Simon had always been fairly active - she played soccer in high school and intramurals in college. And after college, she took up running to stay shape. But she never consider herself a "runner."
It wasn't until after graduation that Simon's job made her worry about her health.
"When you're at a desk job, you have to be active - and I really like to eat - so I had to do something to make sure I wasn't gaining weight," the 39-year-old said.
Then in 2005, a friend from church asked her to run a 5k and she obliged.
She found the race atmosphere addicting, she said.
The next year, the goal-oriented wife and mother of four decided to run one 5k every month. The next year, it was a 10k every quarter. Then, two half-marathons.
By 2008, she decided she wanted to run a marathon. So in March of that year she did.
"From there, I was like, 'What do I do now?'" she said.
Simon found a 50-states marathon club and thought that would be a great goal to have. About 1,500 people have completed the feat.
The next 11 years consisted of 5 a.m. mornings and race after race after race.
She's raced the famed Boston Marathon and the less-famed Delaware Marathon. One year, she ran 12. She's run four in five days. She checked off Alaska and Hawaii both last year. She's even won three. Her favorite was the Flying Pig Marathon in Cincinnati.
This weekend's race won't feature an overall victory. She expects to finish about two hours behind her normal 3.5-hour pace.

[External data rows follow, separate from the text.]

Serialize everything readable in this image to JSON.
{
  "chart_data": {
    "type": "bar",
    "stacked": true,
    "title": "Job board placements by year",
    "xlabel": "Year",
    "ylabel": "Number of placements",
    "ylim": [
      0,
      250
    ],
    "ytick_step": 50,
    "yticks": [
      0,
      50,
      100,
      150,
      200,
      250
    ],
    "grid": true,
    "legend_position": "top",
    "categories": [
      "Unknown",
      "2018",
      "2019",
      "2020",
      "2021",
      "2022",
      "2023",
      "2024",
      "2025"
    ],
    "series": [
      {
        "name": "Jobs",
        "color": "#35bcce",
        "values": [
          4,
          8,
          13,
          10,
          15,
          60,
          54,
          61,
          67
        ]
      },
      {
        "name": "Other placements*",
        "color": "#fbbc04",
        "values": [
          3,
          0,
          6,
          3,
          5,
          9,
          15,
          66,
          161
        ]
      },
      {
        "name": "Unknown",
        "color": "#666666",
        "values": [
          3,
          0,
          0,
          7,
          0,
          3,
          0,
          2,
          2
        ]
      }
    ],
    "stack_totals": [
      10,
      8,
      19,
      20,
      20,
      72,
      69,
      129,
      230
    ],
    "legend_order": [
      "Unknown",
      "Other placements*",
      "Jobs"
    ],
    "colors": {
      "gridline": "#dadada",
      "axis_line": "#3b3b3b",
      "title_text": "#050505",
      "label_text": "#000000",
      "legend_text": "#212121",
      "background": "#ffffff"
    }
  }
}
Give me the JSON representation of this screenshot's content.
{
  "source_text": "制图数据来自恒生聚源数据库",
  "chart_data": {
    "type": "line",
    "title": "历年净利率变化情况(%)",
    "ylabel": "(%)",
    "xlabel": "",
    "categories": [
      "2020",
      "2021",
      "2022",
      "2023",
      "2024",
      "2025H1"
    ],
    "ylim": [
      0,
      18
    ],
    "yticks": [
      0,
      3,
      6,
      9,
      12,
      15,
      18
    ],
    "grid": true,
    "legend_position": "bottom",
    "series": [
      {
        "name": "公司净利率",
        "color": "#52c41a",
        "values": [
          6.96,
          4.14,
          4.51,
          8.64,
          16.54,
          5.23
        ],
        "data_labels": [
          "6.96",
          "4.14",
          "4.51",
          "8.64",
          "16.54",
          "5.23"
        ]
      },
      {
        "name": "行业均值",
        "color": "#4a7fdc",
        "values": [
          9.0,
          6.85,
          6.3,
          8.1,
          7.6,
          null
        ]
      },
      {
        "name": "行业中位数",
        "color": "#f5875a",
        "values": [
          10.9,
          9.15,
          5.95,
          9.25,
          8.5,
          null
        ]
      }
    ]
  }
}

And this time, her family is going to run with her. Three of her children and her husband will be running the marathon relay. Her daughters, 13-year-old Lizzie and 10-year-old Brianna, will run six miles. Her 8-year-old son, Alan, will run seven. Her husband, Rob, will run the final 7.2 miles with her as her youngest son, Peyton, waits with friends and family at the end, where they'll celebrate Simon's accomplishment at Chattanooga Brewing Co.
Next, Simon wants to complete the six Majors: London, Berlin, Tokyo and Chicago plus the already-completed New York and Boston marathons. From there, she'll continue running some marathons but wants to stick closer to home.
"To hear these types of engaging stories, it brings warmth to our heart," Chattanooga Sports Committee President Tim Morgan said.
Simon's final race on her 50-state journey will start and end in the Tennessee Pavilion.
The Chattanooga Marathon, now in its fourth year, typically has started on Broad Street outside High Point Climbing Gym and ended at the pavilion.
It'll be the one major change to this year's race.
"We listened to our community partners, specifically the Chattanooga Police Department, and they made a recommendation. We also believe we'll be able to amplify the experience by having everything start and finish in one location," Morgan said. "It will be more spectator friendly and easier for everyone to engage."
The change will allow spectators to see the start and finish of the race in one location while giving them easy access to the city's bike-share program for those who want to go along the course to support runners. It also helps with traffic along Broad Street.
The course is expected to be fully open and runnable despite expected race-day rain. Director Brian Myrick has been monitoring water levels and the course to ensure there isn't flooding. The marathon and half marathon both will begin Sunday at 7:30 a.m. Organizers expect about 1,500 people Saturday for the 5K races and 2,000 Sunday for the marathon and half marathon.